Specificity is required in arbitration demands

In Westcott Homes, LLC v. Chamness, __ Wn. App.__, 192 P.3d. 394 (September 15, 2008), the Court of Appeals addressed the issue of whether a series of emails satisfied the statutory requirements for initiating an arbitration. The Court of Appeals held that they did not.

The technical requirements of arbitration demands are governed by statute, RCW 7.04A.090. The statute provides that a party initiating an arbitration must give the notice in accordance with the parties’ agreement. If there is none, the notice must be sent via certified or registered mail, return receipt requested and obtained, or by service authorized for initiation of a lawsuit (i.e. via process server). The notice must describe the nature of the controversy and the remedies sought. In this case, the developer, Westcott Homes, LLC, sought to initiate an arbitration against homeowners, the Chamnesses. Westcott requested arbitration by email stating that “Westcott is going to want to proceed to arbitrate this dispute between it and the Chamnesses.” The email notice did not describe the nature of the controversy or the remedies sought by Westcott.
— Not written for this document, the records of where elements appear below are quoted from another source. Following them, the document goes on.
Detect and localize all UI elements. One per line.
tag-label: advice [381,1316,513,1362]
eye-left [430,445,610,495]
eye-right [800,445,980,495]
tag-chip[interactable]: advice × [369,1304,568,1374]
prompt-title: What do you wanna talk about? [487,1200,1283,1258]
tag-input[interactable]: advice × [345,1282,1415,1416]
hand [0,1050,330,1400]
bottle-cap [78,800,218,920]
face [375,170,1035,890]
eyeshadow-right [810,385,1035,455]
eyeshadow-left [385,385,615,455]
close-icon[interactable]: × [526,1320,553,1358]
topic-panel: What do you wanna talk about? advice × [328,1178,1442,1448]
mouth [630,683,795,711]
The Court of Appeals held that the email notice did not satisfy the statute, and dismissed Westcott’s claim because it did not timely initiate arbitration within the period specified in the parties’ agreement.

The lesson to attorneys and clients is that although arbitrations are a less formal procedure for dispute resolution, specificity and proper service is nonetheless required for arbitration demands. It is recommended that you consult an attorney before demanding arbitration.